Ingredients:

  • 2 lbs boneless, skinless chicken thighs
  • 1 cup BBQ sauce
  • 1/4 cup apple cider vinegar
  • 1 tbsp brown sugar
  • 1 tsp garlic powder
  • 1 tsp smoked paprika
  • 1/2 tsp salt
  • 1/2 tsp black pepper
  • 1 pack (12 count) Hawaiian sweet rolls
  • 4 tbsp unsalted butter, melted
  • 1/2 tsp garlic salt
  • 6 slices Provolone or Pepper Jack cheese

Instructions:

  1. Place the chicken thighs in the bottom of the crockpot. In a small bowl, whisk together the BBQ sauce, apple cider vinegar, brown sugar, garlic powder, paprika, salt, and pepper. Pour the mixture over the chicken, ensuring every piece is coated. Cover and cook on LOW for 6-8 hours or HIGH for 3-4 hours until the chicken is tender and reaches an internal temperature of 165°F (74°C).

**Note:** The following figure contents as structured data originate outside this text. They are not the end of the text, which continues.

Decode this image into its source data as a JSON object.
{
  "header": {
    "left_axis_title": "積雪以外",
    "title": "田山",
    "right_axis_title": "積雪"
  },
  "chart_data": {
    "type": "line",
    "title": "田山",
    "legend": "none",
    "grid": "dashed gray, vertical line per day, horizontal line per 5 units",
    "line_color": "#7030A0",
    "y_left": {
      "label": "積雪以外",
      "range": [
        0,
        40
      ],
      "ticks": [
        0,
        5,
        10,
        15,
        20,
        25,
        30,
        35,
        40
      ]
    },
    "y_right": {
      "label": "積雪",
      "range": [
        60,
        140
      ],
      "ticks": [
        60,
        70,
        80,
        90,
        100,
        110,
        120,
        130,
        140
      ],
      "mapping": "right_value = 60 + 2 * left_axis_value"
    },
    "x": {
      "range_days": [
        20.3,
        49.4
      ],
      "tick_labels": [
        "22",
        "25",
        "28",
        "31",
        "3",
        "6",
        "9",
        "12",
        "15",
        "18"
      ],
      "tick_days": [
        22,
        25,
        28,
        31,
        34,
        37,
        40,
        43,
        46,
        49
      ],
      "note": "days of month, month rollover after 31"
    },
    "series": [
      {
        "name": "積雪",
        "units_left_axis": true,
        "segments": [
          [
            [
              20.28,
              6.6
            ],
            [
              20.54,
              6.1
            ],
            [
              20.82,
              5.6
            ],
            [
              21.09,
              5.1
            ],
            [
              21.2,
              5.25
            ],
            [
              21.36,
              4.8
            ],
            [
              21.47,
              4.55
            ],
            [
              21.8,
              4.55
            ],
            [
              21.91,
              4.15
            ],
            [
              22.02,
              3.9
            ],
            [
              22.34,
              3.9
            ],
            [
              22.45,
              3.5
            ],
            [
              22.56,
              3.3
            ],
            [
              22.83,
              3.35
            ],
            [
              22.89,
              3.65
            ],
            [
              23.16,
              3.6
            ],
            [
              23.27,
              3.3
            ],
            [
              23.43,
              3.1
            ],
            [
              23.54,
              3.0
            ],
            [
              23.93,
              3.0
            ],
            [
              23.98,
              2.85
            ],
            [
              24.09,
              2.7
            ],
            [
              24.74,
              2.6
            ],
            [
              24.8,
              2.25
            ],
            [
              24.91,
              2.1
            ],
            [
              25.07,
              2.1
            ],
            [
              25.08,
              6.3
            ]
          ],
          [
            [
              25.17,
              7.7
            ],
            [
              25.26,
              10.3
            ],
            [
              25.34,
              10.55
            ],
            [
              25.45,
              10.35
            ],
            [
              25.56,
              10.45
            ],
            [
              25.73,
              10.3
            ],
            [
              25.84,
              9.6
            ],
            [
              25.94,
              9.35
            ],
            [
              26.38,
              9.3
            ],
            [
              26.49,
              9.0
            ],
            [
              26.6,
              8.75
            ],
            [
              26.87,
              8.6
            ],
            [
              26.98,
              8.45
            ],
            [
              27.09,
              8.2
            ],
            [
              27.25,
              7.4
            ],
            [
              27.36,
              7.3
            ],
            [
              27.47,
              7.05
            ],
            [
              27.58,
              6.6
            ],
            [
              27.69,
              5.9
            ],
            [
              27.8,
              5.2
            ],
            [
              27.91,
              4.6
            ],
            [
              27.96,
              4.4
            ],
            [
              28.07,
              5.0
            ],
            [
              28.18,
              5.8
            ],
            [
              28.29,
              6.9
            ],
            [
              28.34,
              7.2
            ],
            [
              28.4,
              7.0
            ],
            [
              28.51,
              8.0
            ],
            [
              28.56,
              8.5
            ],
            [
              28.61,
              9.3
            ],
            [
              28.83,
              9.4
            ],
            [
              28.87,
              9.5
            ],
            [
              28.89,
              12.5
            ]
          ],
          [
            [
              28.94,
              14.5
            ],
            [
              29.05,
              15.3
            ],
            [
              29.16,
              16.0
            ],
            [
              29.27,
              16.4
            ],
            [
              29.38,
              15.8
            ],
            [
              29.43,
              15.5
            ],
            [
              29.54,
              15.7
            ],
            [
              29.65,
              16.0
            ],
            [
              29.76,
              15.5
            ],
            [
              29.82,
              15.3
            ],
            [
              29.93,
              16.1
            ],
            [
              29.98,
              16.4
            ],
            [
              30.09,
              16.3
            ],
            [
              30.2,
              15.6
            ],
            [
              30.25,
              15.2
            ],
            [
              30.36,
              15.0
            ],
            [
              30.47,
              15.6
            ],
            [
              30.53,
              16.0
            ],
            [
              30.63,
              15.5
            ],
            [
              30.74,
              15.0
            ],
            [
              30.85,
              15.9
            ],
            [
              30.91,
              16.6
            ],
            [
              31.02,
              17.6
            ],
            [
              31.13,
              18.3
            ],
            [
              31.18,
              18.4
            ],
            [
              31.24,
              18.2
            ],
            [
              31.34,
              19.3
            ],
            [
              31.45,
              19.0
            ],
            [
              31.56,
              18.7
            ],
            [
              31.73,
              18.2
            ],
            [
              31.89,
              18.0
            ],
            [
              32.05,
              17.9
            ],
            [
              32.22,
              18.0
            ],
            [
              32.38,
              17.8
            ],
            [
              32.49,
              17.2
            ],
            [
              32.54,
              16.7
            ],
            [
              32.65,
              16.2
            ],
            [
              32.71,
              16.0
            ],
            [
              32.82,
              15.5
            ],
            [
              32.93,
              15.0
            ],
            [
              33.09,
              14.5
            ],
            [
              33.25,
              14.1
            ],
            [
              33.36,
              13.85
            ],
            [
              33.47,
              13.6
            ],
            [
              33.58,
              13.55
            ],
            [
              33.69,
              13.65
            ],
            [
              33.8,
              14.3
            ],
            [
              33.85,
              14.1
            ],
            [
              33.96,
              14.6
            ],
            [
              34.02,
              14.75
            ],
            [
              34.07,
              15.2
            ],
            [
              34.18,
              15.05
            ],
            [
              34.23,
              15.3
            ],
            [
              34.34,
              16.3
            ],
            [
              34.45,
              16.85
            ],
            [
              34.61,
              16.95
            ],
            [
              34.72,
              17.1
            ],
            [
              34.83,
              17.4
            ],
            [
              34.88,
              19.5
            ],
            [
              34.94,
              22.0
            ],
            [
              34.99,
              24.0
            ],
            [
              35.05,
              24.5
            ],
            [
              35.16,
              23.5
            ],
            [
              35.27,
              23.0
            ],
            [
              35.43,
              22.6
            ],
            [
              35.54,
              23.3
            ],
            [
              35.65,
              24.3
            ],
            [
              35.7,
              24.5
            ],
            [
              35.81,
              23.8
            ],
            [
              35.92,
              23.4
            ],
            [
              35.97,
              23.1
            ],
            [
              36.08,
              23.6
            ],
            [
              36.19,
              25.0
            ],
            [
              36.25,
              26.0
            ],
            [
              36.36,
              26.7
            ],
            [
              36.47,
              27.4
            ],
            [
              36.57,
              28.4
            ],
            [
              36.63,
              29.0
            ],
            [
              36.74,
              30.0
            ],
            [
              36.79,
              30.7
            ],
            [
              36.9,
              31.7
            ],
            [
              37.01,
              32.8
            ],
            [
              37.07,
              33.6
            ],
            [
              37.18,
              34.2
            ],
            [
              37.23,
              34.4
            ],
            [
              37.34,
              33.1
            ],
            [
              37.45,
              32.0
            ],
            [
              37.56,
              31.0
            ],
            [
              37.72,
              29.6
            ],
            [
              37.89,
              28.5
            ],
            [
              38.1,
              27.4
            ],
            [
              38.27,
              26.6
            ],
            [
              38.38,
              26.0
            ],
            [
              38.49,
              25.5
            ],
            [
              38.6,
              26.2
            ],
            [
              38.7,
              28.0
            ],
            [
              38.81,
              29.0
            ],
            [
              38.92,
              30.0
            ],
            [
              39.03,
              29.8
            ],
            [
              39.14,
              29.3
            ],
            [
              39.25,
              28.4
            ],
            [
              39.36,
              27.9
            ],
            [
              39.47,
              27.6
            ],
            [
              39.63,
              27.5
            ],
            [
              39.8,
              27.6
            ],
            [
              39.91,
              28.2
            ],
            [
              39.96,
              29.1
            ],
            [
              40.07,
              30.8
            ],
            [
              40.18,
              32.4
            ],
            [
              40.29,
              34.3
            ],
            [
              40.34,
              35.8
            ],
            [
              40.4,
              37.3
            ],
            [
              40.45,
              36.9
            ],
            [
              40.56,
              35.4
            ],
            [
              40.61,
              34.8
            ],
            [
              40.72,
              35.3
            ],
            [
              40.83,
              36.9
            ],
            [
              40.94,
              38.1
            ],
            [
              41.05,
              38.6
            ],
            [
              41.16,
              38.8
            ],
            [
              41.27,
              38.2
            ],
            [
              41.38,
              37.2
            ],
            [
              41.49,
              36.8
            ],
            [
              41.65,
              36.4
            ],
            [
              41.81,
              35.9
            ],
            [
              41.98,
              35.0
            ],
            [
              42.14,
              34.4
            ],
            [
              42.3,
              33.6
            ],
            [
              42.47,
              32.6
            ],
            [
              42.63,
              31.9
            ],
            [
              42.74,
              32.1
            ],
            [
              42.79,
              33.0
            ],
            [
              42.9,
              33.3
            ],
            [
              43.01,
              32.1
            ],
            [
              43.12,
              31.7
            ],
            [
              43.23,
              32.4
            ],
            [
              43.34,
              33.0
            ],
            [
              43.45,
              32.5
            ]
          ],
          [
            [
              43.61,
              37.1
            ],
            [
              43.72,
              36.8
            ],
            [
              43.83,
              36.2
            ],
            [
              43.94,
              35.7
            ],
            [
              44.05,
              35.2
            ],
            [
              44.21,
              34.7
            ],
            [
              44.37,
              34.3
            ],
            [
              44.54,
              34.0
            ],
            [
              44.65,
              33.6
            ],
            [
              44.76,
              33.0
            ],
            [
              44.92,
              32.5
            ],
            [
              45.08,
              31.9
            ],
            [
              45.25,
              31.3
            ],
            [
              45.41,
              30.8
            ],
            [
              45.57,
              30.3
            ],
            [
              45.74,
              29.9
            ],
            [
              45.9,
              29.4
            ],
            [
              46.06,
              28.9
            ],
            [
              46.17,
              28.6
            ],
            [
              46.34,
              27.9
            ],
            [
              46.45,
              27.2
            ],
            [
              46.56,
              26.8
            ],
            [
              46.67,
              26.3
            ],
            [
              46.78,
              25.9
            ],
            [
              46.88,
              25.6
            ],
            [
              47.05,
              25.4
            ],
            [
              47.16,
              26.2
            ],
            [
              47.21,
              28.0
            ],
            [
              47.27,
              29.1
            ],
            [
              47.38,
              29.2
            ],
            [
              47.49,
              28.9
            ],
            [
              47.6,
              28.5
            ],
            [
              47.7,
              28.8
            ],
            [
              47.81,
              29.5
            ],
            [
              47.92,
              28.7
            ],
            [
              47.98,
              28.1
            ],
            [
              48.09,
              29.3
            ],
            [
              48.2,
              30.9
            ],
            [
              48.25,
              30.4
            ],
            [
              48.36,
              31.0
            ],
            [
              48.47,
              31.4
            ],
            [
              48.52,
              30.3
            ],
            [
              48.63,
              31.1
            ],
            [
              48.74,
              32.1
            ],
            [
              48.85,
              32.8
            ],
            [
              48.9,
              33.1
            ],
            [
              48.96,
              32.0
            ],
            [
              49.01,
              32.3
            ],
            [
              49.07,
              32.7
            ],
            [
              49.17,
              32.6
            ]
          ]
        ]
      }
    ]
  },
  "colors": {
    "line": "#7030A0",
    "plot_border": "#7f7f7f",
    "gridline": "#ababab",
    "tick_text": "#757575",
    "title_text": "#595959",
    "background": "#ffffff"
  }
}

  2. Remove the chicken thighs to a plate. Use two forks to pull the meat apart into bite-sized shreds. Return the shredded chicken to the slow cooker and toss it with the remaining mahogany-colored juices for 10 minutes on the 'Warm' setting.

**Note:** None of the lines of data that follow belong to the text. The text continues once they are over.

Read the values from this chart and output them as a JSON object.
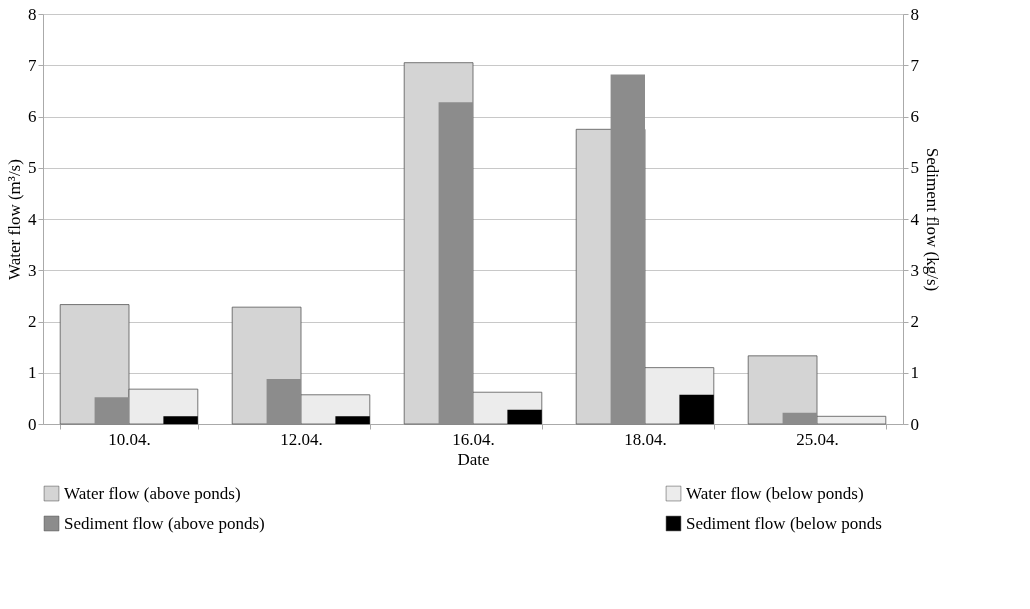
{
  "chart_data": {
    "type": "bar",
    "xlabel": "Date",
    "ylabel": "Water flow (m³/s)",
    "y2label": "Sediment flow (kg/s)",
    "categories": [
      "10.04.",
      "12.04.",
      "16.04.",
      "18.04.",
      "25.04."
    ],
    "series": [
      {
        "name": "Water flow (above ponds)",
        "color": "#d4d4d4",
        "values": [
          2.33,
          2.28,
          7.05,
          5.75,
          1.33
        ]
      },
      {
        "name": "Water flow (below ponds)",
        "color": "#ececec",
        "values": [
          0.68,
          0.57,
          0.62,
          1.1,
          0.15
        ]
      },
      {
        "name": "Sediment flow (above ponds)",
        "color": "#8c8c8c",
        "axis": "y2",
        "values": [
          0.52,
          0.88,
          6.28,
          6.82,
          0.22
        ]
      },
      {
        "name": "Sediment flow (below ponds",
        "color": "#000000",
        "axis": "y2",
        "values": [
          0.15,
          0.15,
          0.28,
          0.57,
          0.0
        ]
      }
    ],
    "ylim": [
      0,
      8
    ],
    "yticks": [
      0,
      1,
      2,
      3,
      4,
      5,
      6,
      7,
      8
    ],
    "y2lim": [
      0,
      8
    ],
    "y2ticks": [
      0,
      1,
      2,
      3,
      4,
      5,
      6,
      7,
      8
    ],
    "grid": "y",
    "legend": "bottom"
  }
}
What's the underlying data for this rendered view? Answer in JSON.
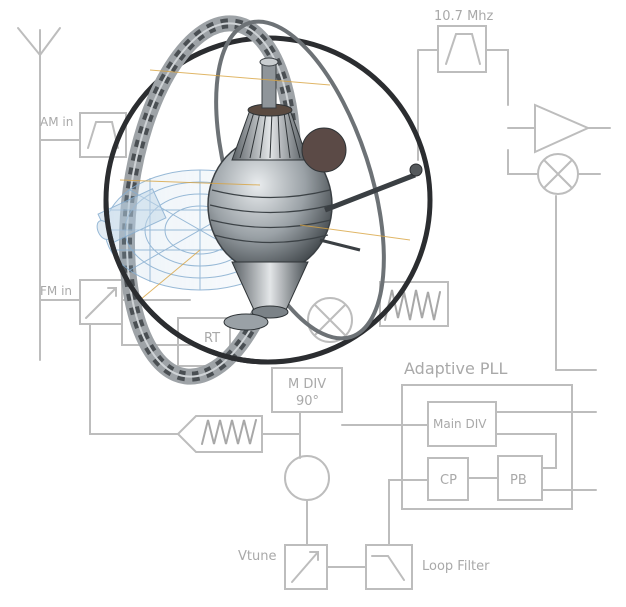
{
  "labels": {
    "if_freq": "10.7 Mhz",
    "am_in": "AM in",
    "fm_in": "FM in",
    "adaptive_pll": "Adaptive PLL",
    "div_label": "M DIV",
    "phase": "90°",
    "main_div": "Main DIV",
    "cp": "CP",
    "pb": "PB",
    "vtune": "Vtune",
    "loop_filter": "Loop Filter",
    "partial_label": "RT"
  },
  "colors": {
    "sketch_line": "#b9b9b9",
    "sketch_text": "#a9a9a9",
    "satellite_metal": "#8f959a",
    "wireframe": "#7fa7c8",
    "ring_dark": "#2b2d30",
    "gold_accent": "#d9a441"
  },
  "icons": {
    "antenna": "antenna-icon",
    "mixer": "mixer-icon",
    "amplifier": "amplifier-icon",
    "vco": "vco-circle-icon"
  }
}
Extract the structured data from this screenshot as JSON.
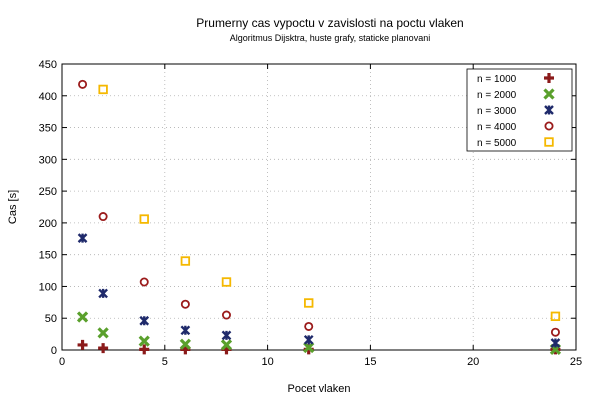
{
  "chart_data": {
    "type": "scatter",
    "title": "Prumerny cas vypoctu v zavislosti na poctu vlaken",
    "subtitle": "Algoritmus Dijsktra, huste grafy, staticke planovani",
    "xlabel": "Pocet vlaken",
    "ylabel": "Cas [s]",
    "xlim": [
      0,
      25
    ],
    "ylim": [
      0,
      450
    ],
    "xticks": [
      0,
      5,
      10,
      15,
      20,
      25
    ],
    "yticks": [
      0,
      50,
      100,
      150,
      200,
      250,
      300,
      350,
      400,
      450
    ],
    "grid": true,
    "legend_position": "top-right",
    "series": [
      {
        "name": "n = 1000",
        "marker": "plus",
        "color": "#8B1A1A",
        "points": [
          [
            1,
            8
          ],
          [
            2,
            3
          ],
          [
            4,
            1
          ],
          [
            6,
            1
          ],
          [
            8,
            1
          ],
          [
            12,
            1
          ],
          [
            24,
            1
          ]
        ]
      },
      {
        "name": "n = 2000",
        "marker": "cross",
        "color": "#5AA02C",
        "points": [
          [
            1,
            52
          ],
          [
            2,
            27
          ],
          [
            4,
            14
          ],
          [
            6,
            9
          ],
          [
            8,
            8
          ],
          [
            12,
            4
          ],
          [
            24,
            1
          ]
        ]
      },
      {
        "name": "n = 3000",
        "marker": "star",
        "color": "#1F2A6B",
        "points": [
          [
            1,
            176
          ],
          [
            2,
            89
          ],
          [
            4,
            46
          ],
          [
            6,
            31
          ],
          [
            8,
            23
          ],
          [
            12,
            16
          ],
          [
            24,
            11
          ]
        ]
      },
      {
        "name": "n = 4000",
        "marker": "circle",
        "color": "#9B1B1B",
        "points": [
          [
            1,
            418
          ],
          [
            2,
            210
          ],
          [
            4,
            107
          ],
          [
            6,
            72
          ],
          [
            8,
            55
          ],
          [
            12,
            37
          ],
          [
            24,
            28
          ]
        ]
      },
      {
        "name": "n = 5000",
        "marker": "square",
        "color": "#F5B800",
        "points": [
          [
            2,
            410
          ],
          [
            4,
            206
          ],
          [
            6,
            140
          ],
          [
            8,
            107
          ],
          [
            12,
            74
          ],
          [
            24,
            53
          ]
        ]
      }
    ]
  }
}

  3. Preheat your oven to 350°F (175°C). Slice the entire pack of Hawaiian rolls in half horizontally. Place the bottom half on a baking sheet and layer with cheese slices, then pile on the BBQ chicken. Top with the other half of the rolls.
  4. Brush the tops of the rolls with melted butter mixed with garlic salt. Bake for 10-12 minutes until the tops are golden brown.